10 minutes later he was back home again, food at the ready in front of the television, just in time for a clean America to come walking in with a towel absentmindedly being rubbed into his hair.

He plopped down on the couch next to England and sighed gustily.

“What a shitty vacation,” said America.

“Hey now,” said England. He brushed shoulders with America and discretely inched closer to his companion. “I’m here with you. I know I’m no substitute but – ”

“Sorry Arthur,” said America. “I’m just…” America waved his hand like he was trying to dispel cobwebs.

“Come here,” said England. America instantly curled up around him. “Now you listen to me. We are going to have a bloody fantastic vacation together - Thanksgiving and all. This is life, Alfred, and we have to just keep going regardless of the storms around us.”

“But I’m not being any fun,” said America.

“And frankly I’m not in the mood for any fun considering the circumstances,” said England. “But at least I have you and I can hold you close and try to make it better in some small way.”

They held each other silently for a moment.

The solace was lost as soon as America reached for the food. He didn’t fully let go of England and therefore couldn’t quite reach the plate. Not one to get between America and his’ stomach, England leaned forward and together the pair grabbed the plate before them. After all of the jostling was over they settled back against each other again.

“So you find something you wanted to watch?” said America.

“I thought we might try this new show,” England said. “My sources tell me it’s about space.”

“I love space,” America said. “It’s so big and nothing matters.”

“It’s on at 5:10.”

“ Arthur…It’s 5:10 now – ”

“Blast!” said England. “We’re late.”

Again their embrace was interrupted by England frantically trying to find the infernal device America had gotten him a few years back that changed the stations and volume with the click of a button. It was a few moments before the other popped out from under the end table with a triumphant “a-ha!”

England flicked on the television and quickly clicked until he found what he was looking for.

“Look; it’s just now starting!” said England. He snuggled back into America and made sure to place the remote on the couch arm just in reach should something too unsavory decided to interrupt the program and America’s improving mood.

The pair were silent for the entire opening until the show finally started.

“So who’s the doctor Arthur?” said America.

“Quit talking. Just watch.”

“No seriously,” said America. “Doctor Who?”

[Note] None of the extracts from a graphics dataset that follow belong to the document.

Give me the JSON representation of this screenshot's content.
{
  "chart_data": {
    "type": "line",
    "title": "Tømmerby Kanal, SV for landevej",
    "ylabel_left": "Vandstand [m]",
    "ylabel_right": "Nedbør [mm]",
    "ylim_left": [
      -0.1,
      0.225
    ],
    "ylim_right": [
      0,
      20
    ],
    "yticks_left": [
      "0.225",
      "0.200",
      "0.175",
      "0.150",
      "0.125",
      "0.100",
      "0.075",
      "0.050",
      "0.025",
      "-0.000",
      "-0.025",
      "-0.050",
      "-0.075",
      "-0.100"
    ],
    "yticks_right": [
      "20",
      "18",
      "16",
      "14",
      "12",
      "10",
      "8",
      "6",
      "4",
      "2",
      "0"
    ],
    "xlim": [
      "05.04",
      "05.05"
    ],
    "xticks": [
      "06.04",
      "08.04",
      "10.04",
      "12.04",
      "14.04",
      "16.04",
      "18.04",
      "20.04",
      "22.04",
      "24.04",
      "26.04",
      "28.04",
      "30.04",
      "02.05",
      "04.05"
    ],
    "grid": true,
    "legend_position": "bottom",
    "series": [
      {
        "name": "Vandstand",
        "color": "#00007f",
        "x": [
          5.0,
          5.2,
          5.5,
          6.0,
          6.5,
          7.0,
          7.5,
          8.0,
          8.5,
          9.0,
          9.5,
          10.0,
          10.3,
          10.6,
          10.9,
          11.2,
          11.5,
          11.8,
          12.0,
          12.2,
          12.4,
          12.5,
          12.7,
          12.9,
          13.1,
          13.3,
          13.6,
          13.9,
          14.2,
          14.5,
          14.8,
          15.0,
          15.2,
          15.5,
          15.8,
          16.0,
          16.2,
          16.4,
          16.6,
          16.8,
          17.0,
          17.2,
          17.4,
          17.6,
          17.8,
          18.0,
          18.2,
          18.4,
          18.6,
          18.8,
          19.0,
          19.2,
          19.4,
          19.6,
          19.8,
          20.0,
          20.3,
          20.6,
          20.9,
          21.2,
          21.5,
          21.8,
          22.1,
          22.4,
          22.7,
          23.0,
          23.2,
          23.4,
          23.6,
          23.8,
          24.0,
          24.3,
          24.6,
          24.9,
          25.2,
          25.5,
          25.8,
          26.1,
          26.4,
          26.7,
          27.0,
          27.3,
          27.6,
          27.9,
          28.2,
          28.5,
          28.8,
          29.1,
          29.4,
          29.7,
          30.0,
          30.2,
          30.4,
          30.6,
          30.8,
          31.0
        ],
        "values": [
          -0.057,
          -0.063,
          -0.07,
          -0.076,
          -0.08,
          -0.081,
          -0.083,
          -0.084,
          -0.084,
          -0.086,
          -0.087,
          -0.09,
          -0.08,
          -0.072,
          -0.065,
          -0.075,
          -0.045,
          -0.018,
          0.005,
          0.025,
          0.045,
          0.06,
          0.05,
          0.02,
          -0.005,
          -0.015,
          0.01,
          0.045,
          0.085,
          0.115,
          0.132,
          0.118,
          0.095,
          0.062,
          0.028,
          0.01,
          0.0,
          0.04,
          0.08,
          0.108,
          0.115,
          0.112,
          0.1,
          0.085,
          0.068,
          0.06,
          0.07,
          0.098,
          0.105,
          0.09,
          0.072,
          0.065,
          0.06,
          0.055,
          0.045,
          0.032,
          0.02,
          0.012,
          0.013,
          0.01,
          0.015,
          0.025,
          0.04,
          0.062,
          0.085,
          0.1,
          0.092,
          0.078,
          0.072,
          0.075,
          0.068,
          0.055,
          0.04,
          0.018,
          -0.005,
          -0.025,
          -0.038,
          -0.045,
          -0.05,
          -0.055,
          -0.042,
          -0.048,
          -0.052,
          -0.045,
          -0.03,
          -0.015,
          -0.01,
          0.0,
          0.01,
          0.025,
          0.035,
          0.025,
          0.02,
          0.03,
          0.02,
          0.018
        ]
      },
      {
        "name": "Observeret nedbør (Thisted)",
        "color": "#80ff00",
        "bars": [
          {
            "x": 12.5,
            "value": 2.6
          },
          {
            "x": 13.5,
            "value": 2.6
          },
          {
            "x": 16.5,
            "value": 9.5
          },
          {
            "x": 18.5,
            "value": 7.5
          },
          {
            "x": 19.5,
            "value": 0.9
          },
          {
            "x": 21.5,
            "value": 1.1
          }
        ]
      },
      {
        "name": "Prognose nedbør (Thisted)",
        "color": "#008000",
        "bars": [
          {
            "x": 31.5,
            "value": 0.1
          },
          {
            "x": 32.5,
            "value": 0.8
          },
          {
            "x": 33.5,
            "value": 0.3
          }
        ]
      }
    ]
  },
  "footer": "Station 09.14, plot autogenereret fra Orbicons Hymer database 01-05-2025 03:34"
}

Author’s Notes: On November 23, 1963, the first episode of Doctor Who aired. Unfortunately, Doctor Who fun times and America’s Thanksgiving vacation over at England’s house were a bit of a problem that year thanks to the death of John F. Kennedy (and Adolph Huxley and C. S. Lewis) the day prior. They’re both dealing with grief in their own way. As for why America isn’t reacting a bit more – I’d bet that England is doing his best to shield America from the fall out which is helping to cut down on the paranoia of an assassinated leader. Being so far away from the action he’s still probably dealing with the deep internal emptiness his people were feeling. (Or at least that is just one of my many head canons.) Other historical asides: Please, Please Me the first album by The Beatles came out earlier in 1963 and was wildly popular; commemorative tea towels are a thing; TV remotes have been around since the mid-50s and made a prominent clicking noise when changing anything hence the term ‘clicker.’ Lastly, the title, Put the Kettle On, is in reference to “TV pickup” – a phenomena that commonly occurs in the UK by a mass use of turning on electric kettles or opening fridge doors during commercial breaks. In recent years Doctor Who has been a major contributor to TV pickup.